Friday, January 4, 2008

what do you say? part II

Another patient on my service is also in that proverbial place between the rock and the hard place. He's young as far as our patients go -- only 51. But he has the body and face of a septuagenarian. Through a constellation of events, some self-induced, some self-neglect, some medical neglect, he is facing an above knee amputation.

He was trasnferred to our facility for a "higher level of care," which sounds like the transferring facility has reached the limits of what they can do, either with expertise or equipment. More often than not, however, this term just means that they don't want to be bothered with the difficult work up, or they have done a "wallet biopsy," determined that the patient doesn't have insurance and don't want to do something for which they will not be compesated.

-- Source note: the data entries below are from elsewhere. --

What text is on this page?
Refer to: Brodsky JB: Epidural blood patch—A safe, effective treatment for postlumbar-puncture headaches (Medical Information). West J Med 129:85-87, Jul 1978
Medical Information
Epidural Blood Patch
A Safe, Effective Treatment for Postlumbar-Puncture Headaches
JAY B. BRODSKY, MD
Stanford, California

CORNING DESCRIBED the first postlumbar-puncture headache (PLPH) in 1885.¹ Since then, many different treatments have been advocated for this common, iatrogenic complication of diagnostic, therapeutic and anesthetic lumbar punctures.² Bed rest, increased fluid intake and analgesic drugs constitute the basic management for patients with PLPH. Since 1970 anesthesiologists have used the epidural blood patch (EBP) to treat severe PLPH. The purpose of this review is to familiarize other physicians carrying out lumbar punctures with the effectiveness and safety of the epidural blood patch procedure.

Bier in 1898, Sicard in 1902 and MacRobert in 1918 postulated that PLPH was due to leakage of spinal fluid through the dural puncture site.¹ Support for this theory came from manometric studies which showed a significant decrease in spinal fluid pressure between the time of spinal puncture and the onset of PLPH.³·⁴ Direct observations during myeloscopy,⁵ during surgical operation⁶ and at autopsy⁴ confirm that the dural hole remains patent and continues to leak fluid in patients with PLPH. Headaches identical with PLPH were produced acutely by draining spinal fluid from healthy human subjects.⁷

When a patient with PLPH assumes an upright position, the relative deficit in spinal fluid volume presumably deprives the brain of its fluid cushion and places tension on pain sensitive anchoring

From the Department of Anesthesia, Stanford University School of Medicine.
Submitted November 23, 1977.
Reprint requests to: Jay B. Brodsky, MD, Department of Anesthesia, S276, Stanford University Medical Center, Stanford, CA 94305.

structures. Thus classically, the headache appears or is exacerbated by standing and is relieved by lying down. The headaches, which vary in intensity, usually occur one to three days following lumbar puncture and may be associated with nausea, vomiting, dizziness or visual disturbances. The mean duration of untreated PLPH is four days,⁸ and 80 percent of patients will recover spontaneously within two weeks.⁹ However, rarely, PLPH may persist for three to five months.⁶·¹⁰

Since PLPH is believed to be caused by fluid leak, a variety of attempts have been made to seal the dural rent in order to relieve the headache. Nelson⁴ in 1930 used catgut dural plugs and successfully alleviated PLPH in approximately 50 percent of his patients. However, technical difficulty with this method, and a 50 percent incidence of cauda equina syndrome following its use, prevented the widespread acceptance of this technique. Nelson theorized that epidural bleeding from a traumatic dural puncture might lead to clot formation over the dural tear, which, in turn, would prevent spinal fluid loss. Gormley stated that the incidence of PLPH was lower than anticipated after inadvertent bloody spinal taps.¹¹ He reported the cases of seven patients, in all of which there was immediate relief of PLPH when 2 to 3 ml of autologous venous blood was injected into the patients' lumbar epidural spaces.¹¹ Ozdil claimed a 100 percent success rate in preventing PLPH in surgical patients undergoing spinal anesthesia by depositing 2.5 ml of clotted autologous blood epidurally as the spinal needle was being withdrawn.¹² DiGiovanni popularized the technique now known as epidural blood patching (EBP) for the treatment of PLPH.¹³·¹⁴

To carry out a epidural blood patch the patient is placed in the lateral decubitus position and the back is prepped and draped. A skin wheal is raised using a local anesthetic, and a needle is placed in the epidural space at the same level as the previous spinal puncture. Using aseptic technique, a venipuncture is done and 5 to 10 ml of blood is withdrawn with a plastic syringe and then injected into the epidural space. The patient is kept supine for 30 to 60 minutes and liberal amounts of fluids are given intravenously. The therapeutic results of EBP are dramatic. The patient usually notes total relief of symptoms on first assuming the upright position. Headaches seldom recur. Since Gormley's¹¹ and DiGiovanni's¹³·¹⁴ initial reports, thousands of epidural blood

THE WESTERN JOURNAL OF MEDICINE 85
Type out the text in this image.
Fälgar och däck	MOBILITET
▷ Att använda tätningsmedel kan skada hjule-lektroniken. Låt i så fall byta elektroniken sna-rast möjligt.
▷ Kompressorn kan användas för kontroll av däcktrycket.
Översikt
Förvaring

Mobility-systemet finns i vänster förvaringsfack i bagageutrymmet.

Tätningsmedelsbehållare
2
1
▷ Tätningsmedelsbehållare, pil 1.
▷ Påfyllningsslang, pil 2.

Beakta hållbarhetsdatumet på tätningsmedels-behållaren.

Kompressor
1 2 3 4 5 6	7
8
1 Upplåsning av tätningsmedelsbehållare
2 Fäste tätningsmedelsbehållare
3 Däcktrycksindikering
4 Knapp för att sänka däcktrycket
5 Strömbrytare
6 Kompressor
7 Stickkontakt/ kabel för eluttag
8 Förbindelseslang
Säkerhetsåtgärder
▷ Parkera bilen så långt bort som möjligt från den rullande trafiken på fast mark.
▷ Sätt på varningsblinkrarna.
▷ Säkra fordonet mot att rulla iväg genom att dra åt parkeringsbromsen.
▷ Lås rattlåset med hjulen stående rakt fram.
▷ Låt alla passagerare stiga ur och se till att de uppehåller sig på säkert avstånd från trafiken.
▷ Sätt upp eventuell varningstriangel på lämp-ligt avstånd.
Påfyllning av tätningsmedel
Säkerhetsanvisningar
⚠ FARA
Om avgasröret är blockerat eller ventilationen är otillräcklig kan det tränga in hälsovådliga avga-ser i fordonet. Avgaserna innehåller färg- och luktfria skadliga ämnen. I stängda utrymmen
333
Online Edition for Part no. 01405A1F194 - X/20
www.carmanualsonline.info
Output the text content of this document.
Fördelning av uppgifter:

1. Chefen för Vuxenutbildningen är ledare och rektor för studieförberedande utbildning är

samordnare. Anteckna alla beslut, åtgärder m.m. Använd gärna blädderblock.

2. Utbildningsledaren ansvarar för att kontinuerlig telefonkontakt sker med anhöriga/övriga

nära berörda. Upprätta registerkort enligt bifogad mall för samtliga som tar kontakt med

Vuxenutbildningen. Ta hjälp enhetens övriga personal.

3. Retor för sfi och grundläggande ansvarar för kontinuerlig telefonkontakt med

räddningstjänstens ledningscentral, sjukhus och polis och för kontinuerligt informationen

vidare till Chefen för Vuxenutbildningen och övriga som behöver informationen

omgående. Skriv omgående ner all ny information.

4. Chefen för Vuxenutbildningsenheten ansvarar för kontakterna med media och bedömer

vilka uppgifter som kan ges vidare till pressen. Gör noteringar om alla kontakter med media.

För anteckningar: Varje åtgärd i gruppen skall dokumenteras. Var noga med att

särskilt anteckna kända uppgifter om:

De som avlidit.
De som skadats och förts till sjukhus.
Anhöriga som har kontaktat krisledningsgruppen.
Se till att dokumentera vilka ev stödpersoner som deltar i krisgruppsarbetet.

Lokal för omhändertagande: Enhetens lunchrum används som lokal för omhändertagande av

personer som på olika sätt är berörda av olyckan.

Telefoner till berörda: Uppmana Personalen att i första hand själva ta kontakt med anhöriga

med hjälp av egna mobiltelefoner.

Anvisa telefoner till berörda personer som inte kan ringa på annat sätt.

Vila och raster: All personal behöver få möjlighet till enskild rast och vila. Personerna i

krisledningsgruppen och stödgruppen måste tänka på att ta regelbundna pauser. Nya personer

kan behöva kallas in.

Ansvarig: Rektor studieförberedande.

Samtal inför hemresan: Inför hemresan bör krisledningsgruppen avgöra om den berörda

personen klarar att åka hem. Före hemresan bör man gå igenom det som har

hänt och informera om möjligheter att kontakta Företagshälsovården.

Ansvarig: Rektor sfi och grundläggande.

But I digress.

We accepted this transfer because he had a huge saddle embolus from new-onset atrial fibrillation. The thrombus was occluding his common iliac arteries that eventually give blood supply to the legs, which meant that he was not receiving much blood supply to his legs. Superimpose this condition on pre-existing peripheral vascular disease caused by years of smoking and hypertension, and he has experienced necrosis of most of the toes on one of his feet. And this was all before we got him.

When he arrived, we were able to remove the clot from his arteries and restore the inflow, but much of the damage had already been done. In addition to the necrotic toes, he has a wound on his heel that extends to the bone and Achilles tendon as well as a large wound with exposed tendons on the lateral aspect of his leg. We could try to re-vascularize his leg and try to restore some blood supply to try to heal his leg wound, but he has a large vegetation on his mitral valve causing a large degree of mitral regurgitation and congestive heart failure. Simply put, he simply would not survive the major surgery needed to restore blood flow to his feet.

And this is how I received him when I arrived on the service. He was slowly getting his mind around the fact that he was going to lose his toes. Everyone but the patient and his family knew that the heel wound would not close and he would lose that, too. But so far, everyone was dancing around the idea of a bigger amputation and not talking to him or his family about it. That's easier, isn't it? I took down the dressings on the leg in question and knew immediately that a standard below knee amputation would not even be enough. The leg wound is on the posterior flap that we would create to close the stump with. He needs an above knee.

I tried as best I could to bring up the idea to him gently. I used words like "you should start thinking about the possiblity that we are going to need to amputate your leg" and other things to that effect, but no matter what or how I said it, he bawled and his daughter was hostile. Not that I'm offended in any way, but we don't have a magic scalpel.

Exactly how do you tell a relatively young man that one of his legs needs to be removed? And that after he recovers from that, he'll need open heart surgery? And after that, he may need major revascularization procedures?


Kellie said...

Basically you just keep telling him what you've already told him. Sometimes they just need time. Hostility is normal and with time, time and more time, they will understand. Sometimes it is "it's either your leg or your life" and most people "get it" after that.

BTW, not every referral is done because of a "wallet biopsy" or becuase the outlying hospital doesn't want to do the work up. I now practice in a small hospital even though I have the skills to do vascular, I only do the minor stuff now (dialysis access).

Good luck and I enjoy reliving my residency days!

lights n steel said...

Oh, I completely agree that there are some facilities that simply don't have the ability to do some things. I've recently interviewed at a place that doesn't have in-house radionuclide imaging for breast lesions!